Laurel secoua la tête.
— Je t’ai dit que je n’étais pas certaine de pouvoir lui accorder ma confiance.
— Sait-elle à ton sujet ? demanda Tamani, se tournant brusquement pour la regarder en face. A-t-elle la moindre idée que tu es une fée ?
— Oui, Tamani. Je lui ai tout avoué dès l’instant où je l’ai rencontrée, déclara Laurel avec sarcasme. Non, bien sûr qu’elle ne sait pas ! J’ai été très prudente…
— Parce qu’à la seconde où elle le découvre, poursuivit-il, parlant par-dessus elle encore une fois, à l’instant où elle l’apprend, ta vie est en danger.
— Elle ne le sait pas, cria Laurel, attirant l’attention des gardes.
Mais elle s’en foutait.
— Et même si c’était le cas : alors quoi ? Va-t-elle changer d’avis et essayer de me tuer à la place ? Je ne pense pas.

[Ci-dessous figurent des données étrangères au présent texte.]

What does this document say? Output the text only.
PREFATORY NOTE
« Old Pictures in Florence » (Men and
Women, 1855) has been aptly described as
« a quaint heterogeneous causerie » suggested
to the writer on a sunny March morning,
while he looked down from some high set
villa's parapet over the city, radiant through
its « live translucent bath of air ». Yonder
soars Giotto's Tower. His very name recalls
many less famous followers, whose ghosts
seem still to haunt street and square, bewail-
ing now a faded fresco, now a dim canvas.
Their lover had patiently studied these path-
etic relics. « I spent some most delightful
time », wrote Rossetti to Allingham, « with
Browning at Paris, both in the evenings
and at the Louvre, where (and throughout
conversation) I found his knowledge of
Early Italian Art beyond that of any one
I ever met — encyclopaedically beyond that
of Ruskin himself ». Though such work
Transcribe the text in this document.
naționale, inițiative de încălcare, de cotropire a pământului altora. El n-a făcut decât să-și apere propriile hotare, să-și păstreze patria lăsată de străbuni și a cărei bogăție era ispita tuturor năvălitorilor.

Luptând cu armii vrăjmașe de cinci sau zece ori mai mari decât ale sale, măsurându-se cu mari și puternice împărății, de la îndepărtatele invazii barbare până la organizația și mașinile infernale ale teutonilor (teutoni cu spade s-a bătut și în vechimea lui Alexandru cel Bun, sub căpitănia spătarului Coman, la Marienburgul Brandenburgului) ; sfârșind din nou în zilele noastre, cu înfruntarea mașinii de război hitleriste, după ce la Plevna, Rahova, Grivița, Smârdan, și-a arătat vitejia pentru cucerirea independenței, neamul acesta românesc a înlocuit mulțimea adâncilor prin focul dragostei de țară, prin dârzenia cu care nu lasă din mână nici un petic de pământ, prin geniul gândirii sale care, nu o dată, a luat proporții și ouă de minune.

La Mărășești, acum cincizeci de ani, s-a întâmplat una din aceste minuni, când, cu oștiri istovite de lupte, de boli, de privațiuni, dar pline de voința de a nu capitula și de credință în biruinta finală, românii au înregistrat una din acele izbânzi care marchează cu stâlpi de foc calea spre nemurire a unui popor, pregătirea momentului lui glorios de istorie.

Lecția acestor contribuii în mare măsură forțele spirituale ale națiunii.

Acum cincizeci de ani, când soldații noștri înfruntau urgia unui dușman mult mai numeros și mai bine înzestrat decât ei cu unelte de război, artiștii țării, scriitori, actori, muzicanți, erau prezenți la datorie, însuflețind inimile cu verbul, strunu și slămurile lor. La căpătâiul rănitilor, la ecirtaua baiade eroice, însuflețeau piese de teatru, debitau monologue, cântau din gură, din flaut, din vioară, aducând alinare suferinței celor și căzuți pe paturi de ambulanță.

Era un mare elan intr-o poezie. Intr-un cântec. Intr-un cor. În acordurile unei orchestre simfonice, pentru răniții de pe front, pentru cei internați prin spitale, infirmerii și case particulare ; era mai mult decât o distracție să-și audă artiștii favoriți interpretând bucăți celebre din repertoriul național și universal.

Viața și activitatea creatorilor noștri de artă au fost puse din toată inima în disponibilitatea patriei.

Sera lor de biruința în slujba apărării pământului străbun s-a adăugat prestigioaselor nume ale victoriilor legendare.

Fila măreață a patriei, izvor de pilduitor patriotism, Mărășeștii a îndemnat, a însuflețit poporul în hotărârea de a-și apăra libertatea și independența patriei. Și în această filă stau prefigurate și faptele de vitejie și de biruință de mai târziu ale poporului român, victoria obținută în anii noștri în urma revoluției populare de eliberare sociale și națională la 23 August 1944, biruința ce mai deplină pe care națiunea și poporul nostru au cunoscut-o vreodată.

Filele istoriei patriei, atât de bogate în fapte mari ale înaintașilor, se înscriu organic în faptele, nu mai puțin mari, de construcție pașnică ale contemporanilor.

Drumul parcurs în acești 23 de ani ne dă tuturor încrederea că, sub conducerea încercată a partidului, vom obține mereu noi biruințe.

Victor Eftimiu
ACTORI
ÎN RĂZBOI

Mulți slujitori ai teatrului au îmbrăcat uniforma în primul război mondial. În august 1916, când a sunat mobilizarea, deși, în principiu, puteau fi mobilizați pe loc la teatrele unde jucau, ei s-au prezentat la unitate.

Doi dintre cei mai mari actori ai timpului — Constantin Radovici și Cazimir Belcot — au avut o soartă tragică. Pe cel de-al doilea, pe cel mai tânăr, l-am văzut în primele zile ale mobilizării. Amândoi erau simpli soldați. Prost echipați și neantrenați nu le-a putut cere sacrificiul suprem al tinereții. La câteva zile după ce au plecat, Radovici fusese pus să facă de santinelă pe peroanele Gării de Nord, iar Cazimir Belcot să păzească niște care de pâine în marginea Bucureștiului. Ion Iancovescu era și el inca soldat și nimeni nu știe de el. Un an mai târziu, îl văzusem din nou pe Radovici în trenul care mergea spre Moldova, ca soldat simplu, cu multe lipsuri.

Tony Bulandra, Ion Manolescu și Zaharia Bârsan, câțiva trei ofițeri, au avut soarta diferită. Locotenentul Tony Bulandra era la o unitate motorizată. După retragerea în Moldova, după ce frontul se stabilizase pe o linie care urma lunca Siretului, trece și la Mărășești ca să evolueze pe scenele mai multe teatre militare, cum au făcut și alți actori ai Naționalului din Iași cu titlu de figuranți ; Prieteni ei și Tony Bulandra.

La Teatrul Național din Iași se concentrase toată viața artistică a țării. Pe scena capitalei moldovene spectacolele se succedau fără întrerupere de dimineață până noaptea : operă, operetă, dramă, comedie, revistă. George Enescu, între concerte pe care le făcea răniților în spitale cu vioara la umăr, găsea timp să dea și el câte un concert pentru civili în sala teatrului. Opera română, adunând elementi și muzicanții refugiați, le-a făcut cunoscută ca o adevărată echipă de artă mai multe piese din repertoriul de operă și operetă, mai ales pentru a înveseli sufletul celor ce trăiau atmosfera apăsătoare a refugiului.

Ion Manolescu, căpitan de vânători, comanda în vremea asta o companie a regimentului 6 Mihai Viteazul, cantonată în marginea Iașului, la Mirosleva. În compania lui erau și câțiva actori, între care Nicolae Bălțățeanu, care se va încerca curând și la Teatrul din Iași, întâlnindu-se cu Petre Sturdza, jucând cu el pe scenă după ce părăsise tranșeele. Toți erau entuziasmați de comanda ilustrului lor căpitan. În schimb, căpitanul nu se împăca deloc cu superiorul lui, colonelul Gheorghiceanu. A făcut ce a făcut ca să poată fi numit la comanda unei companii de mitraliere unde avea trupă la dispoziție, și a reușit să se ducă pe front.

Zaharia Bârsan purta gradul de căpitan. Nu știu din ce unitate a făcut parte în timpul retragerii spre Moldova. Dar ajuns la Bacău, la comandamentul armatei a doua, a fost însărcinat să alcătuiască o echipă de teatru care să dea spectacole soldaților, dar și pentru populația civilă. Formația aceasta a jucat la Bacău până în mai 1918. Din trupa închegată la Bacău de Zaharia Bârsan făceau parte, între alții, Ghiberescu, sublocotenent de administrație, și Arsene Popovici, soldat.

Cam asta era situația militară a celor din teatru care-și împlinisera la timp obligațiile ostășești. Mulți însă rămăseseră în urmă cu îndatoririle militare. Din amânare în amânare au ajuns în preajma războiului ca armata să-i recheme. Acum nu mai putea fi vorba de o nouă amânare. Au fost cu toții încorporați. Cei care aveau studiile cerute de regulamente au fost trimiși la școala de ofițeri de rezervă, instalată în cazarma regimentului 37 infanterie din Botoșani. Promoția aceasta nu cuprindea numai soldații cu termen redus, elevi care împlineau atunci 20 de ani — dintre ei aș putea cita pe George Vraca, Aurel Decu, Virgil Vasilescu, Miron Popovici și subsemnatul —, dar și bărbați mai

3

C’était étrange de défendre le point de vue opposé à celui qu’elle avait adopté avec David quelques semaines auparavant, mais la logique semblait la quitter.
— Je vais bien ! s’exclama-t-elle, exaspérée.
Ils tournèrent tous les deux la tête au son de pas s’approchant — un groupe de gardes. Tamani baissa la tête et il recula d’un pas, prenant sa place derrière l’épaule de Laurel. Elle pouvait toutefois entendre sa respiration lourde de frustration.
Le groupe de soldats s’écarta pour laisser voir Yasmine, la jeune fée d’hiver.
— Oh, dit Laurel, surprise. Je pensais qu’ils enverraient chercher… quelqu’un d’autre, conclut-elle faiblement quand les doux yeux verts de la fillette se tournèrent vers elle.
Yasmine ne dit rien, se contentant de se tourner vers le mur.
— Peut-elle l’ouvrir toute seule ? chuchota Laurel à Tamani.
— Bien sûr, rétorqua Tamani, le ton tranchant. Ce n’est pas un talent. On doit simplement être une fée d’hiver.
Des sentinelles les guidèrent le long du sentier menant aux quatre portails. Tamani suivit silencieusement Laurel, ne la touchant pas du tout. Laurel détestait être ainsi avec lui, mais elle ne savait pas quoi faire d’autre. Ses deux mondes, ses deux vies qu’elle avait tenté si fort de garder séparées entraient en collision. Et elle se sentait impuissante devant la situation.